Au Texas, les directives de l’État suggèrent d’informer le public des dangers potentiels pour la baignade si les niveaux de microcystine dans les eaux récréatives se révèlent supérieurs à 20 parties par milliard. Mais les régulateurs n’ont pas l’intention de rédiger des normes qui traitent des proliférations d’algues en exigeant des tests ou en identifiant des niveaux acceptables de contaminants dans l’eau, même si l’État a identifié les algues et les toxines qui en résultent comme une préoccupation émergente.

Après une alerte sur la prolifération d’algues et la qualité de l’eau pour les utilisateurs récréatifs du lac Texoma, les responsables locaux ont demandé l’an dernier à plusieurs agences texanes leurs points de vue sur les algues bleu-vert.

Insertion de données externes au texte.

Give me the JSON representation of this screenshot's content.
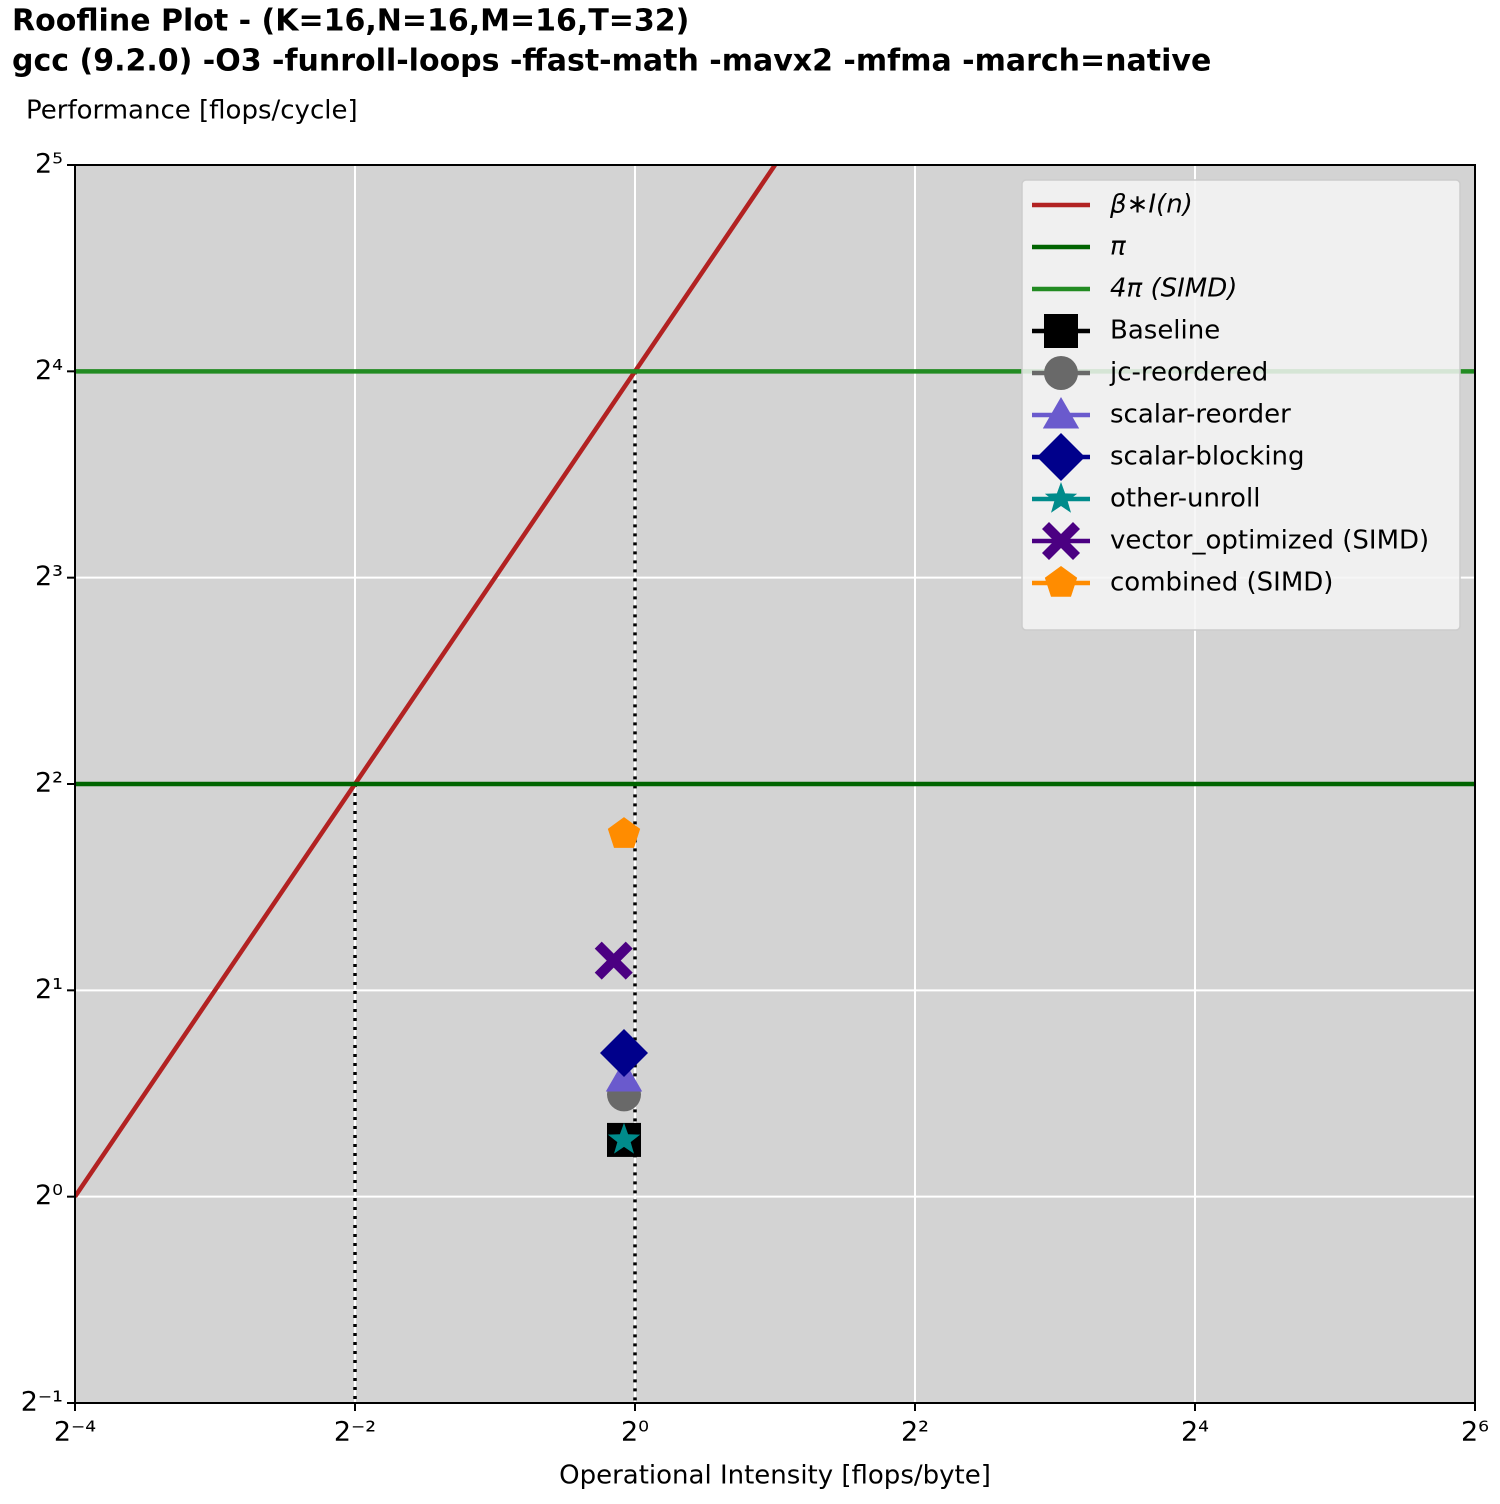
{
  "chart_data": {
    "type": "roofline",
    "title": "Roofline Plot - (K=16,N=16,M=16,T=32)",
    "subtitle": "gcc (9.2.0) -O3 -funroll-loops -ffast-math -mavx2 -mfma -march=native",
    "y_label": "Performance [flops/cycle]",
    "x_label": "Operational Intensity [flops/byte]",
    "log_base": 2,
    "xlim": [
      0.0625,
      64
    ],
    "ylim": [
      0.5,
      32
    ],
    "xticks": [
      {
        "value": 0.0625,
        "label": "2⁻⁴"
      },
      {
        "value": 0.25,
        "label": "2⁻²"
      },
      {
        "value": 1,
        "label": "2⁰"
      },
      {
        "value": 4,
        "label": "2²"
      },
      {
        "value": 16,
        "label": "2⁴"
      },
      {
        "value": 64,
        "label": "2⁶"
      }
    ],
    "yticks": [
      {
        "value": 0.5,
        "label": "2⁻¹"
      },
      {
        "value": 1,
        "label": "2⁰"
      },
      {
        "value": 2,
        "label": "2¹"
      },
      {
        "value": 4,
        "label": "2²"
      },
      {
        "value": 8,
        "label": "2³"
      },
      {
        "value": 16,
        "label": "2⁴"
      },
      {
        "value": 32,
        "label": "2⁵"
      }
    ],
    "grid": true,
    "background": "#d3d3d3",
    "legend": "upper right",
    "lines": [
      {
        "name": "β∗I(n)",
        "color": "#b22222",
        "x": [
          0.0625,
          2
        ],
        "values": [
          1,
          32
        ]
      },
      {
        "name": "π",
        "color": "#006400",
        "x": [
          0.0625,
          64
        ],
        "values": [
          4,
          4
        ]
      },
      {
        "name": "4π (SIMD)",
        "color": "#228b22",
        "x": [
          0.0625,
          64
        ],
        "values": [
          16,
          16
        ]
      }
    ],
    "ridge_points": {
      "color": "#000000",
      "x": [
        0.25,
        1
      ],
      "values": [
        4,
        16
      ]
    },
    "series": [
      {
        "name": "Baseline",
        "color": "#000000",
        "marker": "square",
        "x": [
          0.947
        ],
        "values": [
          1.21
        ]
      },
      {
        "name": "jc-reordered",
        "color": "#696969",
        "marker": "circle",
        "x": [
          0.947
        ],
        "values": [
          1.41
        ]
      },
      {
        "name": "scalar-reorder",
        "color": "#6a5acd",
        "marker": "triangle",
        "x": [
          0.947
        ],
        "values": [
          1.49
        ]
      },
      {
        "name": "scalar-blocking",
        "color": "#00008b",
        "marker": "diamond",
        "x": [
          0.947
        ],
        "values": [
          1.62
        ]
      },
      {
        "name": "other-unroll",
        "color": "#008b8b",
        "marker": "star",
        "x": [
          0.947
        ],
        "values": [
          1.21
        ]
      },
      {
        "name": "vector_optimized (SIMD)",
        "color": "#4b0082",
        "marker": "x",
        "x": [
          0.9
        ],
        "values": [
          2.21
        ]
      },
      {
        "name": "combined (SIMD)",
        "color": "#ff8c00",
        "marker": "pentagon",
        "x": [
          0.947
        ],
        "values": [
          3.38
        ]
      }
    ]
  }
}
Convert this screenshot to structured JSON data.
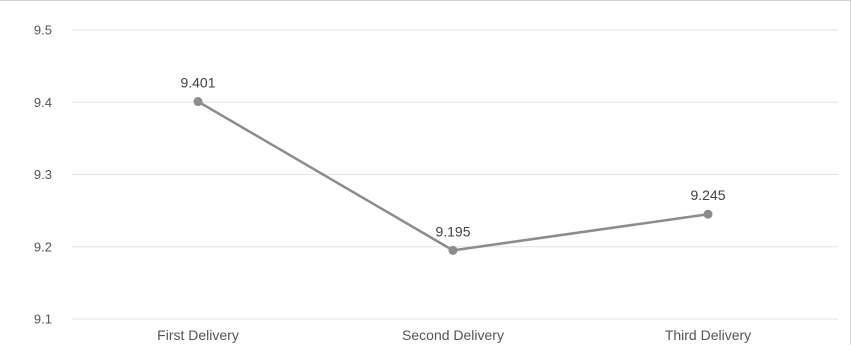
{
  "chart_data": {
    "type": "line",
    "categories": [
      "First Delivery",
      "Second Delivery",
      "Third Delivery"
    ],
    "series": [
      {
        "values": [
          9.401,
          9.195,
          9.245
        ]
      }
    ],
    "data_labels": [
      "9.401",
      "9.195",
      "9.245"
    ],
    "y_ticks": [
      "9.1",
      "9.2",
      "9.3",
      "9.4",
      "9.5"
    ],
    "ylim": [
      9.1,
      9.5
    ],
    "grid": true,
    "legend": "none",
    "line_color": "#8c8c8c",
    "marker_color": "#8c8c8c"
  }
}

Clawson a déclaré que le nombre de cellules des algues bleu-vert de Texoma, que l’agence surveille actuellement, est parfois élevé, mais que « l’occurrence de microcystine a été relativement faible. »

Récemment, Houston a eu des problèmes avec des algues bleu-vert dans le lac Livingston et la rivière Trinity, ce qui a provoqué des niveaux élevés de produits chimiques d’origine naturelle qui n’étaient pas toxiques ou dangereux pour la consommation — mais a provoqué une odeur nauséabonde. Même si ces produits chimiques étaient non toxiques, les scientifiques disent qu’ils savent peu de choses sur quand et pourquoi les algues produisent des produits chimiques toxiques par rapport aux produits chimiques non toxiques.

Waco a également lutté contre les proliférations d’algues bleu-vert pendant des années, et les problèmes pourraient être plus graves. La ville a déjà dépensé des dizaines de millions de dollars pour réduire les concentrations de produits chimiques non toxiques qui modifient le goût ou l’odeur de l’eau. Plus récemment, cependant, de la microcystine a été détectée dans le lac Waco — mais Waco affirme que son usine de traitement dispose jusqu’à présent de la technologie pour résoudre le problème. Les usines de traitement ont une capacité limitée à se débarrasser de ces toxines, mais cela coûte cher et il n’existe pas de méthode standardisée.

Les données les plus récentes sur les tests de microcystine au Texas proviennent d’une évaluation fédérale de 2007 qui comprenait de nombreux réservoirs du Texas. Ils ont montré des niveaux de microcystine très faibles — moins de 1 partie par milliard.